Brownings’ revelations of decency are never overdone. She’s firm to the last. Whittington never for a moment monsters Matron, and even Robinson’s blinkered but protective Mrs Adams grows with this colloquy. We’re allowed to empathise with motives we initially dislike, even when disagreeing.
But it’s Mary’s interactions with the other three inmates that blossoms this play into a singing joy as they dance off to the Dansette, that uneasy counterpoint of church-dreamt marriage against their reality. And one of them wants to sing. Both comic and poignant, with a lurch to potential tragedy, it’s the kind of play celebrating young womens’ solidarity, a tipping-up of rules. There’s a different world burgeoning if you can get out there and not miss the sixties.
At its core is Mary’s friendship with Queenie, Rosie Blackadder’s gobby spirited and twin-expecting fighter, someone who at a crucial point reveals something about her past that makes you realize why she’s already so worldly. Her request to have her twins split up since simultaneous birthdays she feels halves their prospects, is both wrong-headed and bitterly knowing. Blackadder naturally shows an underlying tenderness but both her performance and Whittington’s stagecraft doesn’t allow this to be stable or predictable. Queenie wants to be a singer too; she duets with Mary, asks her if she’s got it. It’s how they bond.

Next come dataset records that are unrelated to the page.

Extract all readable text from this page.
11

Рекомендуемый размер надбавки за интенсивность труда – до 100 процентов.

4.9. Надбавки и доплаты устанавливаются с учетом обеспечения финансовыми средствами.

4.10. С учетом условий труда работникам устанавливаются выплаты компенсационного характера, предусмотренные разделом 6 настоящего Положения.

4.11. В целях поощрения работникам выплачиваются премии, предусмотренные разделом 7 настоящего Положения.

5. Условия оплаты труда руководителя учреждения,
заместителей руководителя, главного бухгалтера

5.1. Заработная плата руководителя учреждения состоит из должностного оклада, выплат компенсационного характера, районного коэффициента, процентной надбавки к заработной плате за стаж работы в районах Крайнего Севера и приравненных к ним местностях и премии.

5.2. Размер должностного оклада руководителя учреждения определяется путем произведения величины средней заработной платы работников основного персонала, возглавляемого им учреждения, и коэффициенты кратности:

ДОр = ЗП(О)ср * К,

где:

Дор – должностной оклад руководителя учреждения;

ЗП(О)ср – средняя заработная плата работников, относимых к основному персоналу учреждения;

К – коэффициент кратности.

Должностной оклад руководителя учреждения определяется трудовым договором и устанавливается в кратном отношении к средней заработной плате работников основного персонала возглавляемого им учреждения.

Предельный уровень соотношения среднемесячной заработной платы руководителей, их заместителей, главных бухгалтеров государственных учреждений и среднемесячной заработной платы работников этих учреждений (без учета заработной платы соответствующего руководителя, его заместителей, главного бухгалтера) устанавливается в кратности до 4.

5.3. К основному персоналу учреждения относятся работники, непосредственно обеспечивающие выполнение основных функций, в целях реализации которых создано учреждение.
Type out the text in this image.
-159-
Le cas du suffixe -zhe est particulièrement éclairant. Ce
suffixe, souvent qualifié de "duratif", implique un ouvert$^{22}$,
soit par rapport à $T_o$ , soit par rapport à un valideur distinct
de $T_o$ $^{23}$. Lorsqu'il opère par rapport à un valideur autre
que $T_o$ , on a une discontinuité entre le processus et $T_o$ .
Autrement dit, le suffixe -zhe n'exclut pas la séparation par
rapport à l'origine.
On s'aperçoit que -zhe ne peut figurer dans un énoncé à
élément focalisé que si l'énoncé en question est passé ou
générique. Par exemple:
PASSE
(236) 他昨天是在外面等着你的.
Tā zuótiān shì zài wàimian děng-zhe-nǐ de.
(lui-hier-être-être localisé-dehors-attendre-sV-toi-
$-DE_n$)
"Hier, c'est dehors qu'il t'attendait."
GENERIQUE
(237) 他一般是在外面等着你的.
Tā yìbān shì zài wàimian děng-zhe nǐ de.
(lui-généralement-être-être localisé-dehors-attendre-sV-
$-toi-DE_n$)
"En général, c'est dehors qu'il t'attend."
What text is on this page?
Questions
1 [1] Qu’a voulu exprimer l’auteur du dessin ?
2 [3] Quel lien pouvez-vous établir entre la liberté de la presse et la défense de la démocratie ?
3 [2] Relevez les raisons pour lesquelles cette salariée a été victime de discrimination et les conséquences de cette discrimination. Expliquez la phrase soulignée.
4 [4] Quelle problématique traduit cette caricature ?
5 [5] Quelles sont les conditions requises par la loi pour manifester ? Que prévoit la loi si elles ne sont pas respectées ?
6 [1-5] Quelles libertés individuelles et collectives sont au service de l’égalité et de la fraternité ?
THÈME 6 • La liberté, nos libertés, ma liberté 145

There’s several crises ahead, though Whittington who might have capitalised on a shock drama around high blood-pressure, doesn’t want to raise ours with melodrama.
Georgia Cudby’s Dolores is a study of a disturbed medically-obsessed young woman reading out from a textbook which gives us much information, allowing us too to marvel at comparative ignorance. The scene allows Dolores a duolougue with semi-literate Norma, who’s reading another book altogether. Cudby though nails the nail-biting sin-obsessed Dolores who experiences a frightening post-natal delusion shrinks into isolation and terror, and again there’s an open question left hanging. Dolores’ shuddering withdrawal and frightening, frightened moments demand and get a whiff of West End quality.
Comedy too erupts though as all four play at teaching Ella Verity’s Norma about nappy changing using her as live demo baby. ‘Open your legs, we know you can’ is the kind of delicious one-liner sprinkled throughout.
Verity was cast as a dippy girl in Jumpy last June, and is so good at it she’s been cast again as daffy Norma. It takes a special gift to convey slow-wittedness with an underlying beat of conviction, and Verity owns this without guying Norma, and allows us in hesitations, palpable confusions and empathic bewilderment to feel for a girl who’ll probably always lose out, whether to married men or worse. Like all the cast her versatility recommends different roles too.
It’s Mary’s journey we invest in most; and Kroon’s gradual self-realisation is as painful as it might be, one day, empowering. And she has the final word. Kroon’s quiet but firm push as Mary carries dawning self-knowledge as well as how the world sees her. This is a necessary play, resonant beyond the confines of period or situation. And this is a first-rate revival. It has much to say about girls becoming women, the world that oppresses them, and the constraints – and power – of bringing a child into the world. Like several NVT productions recently, you should see this.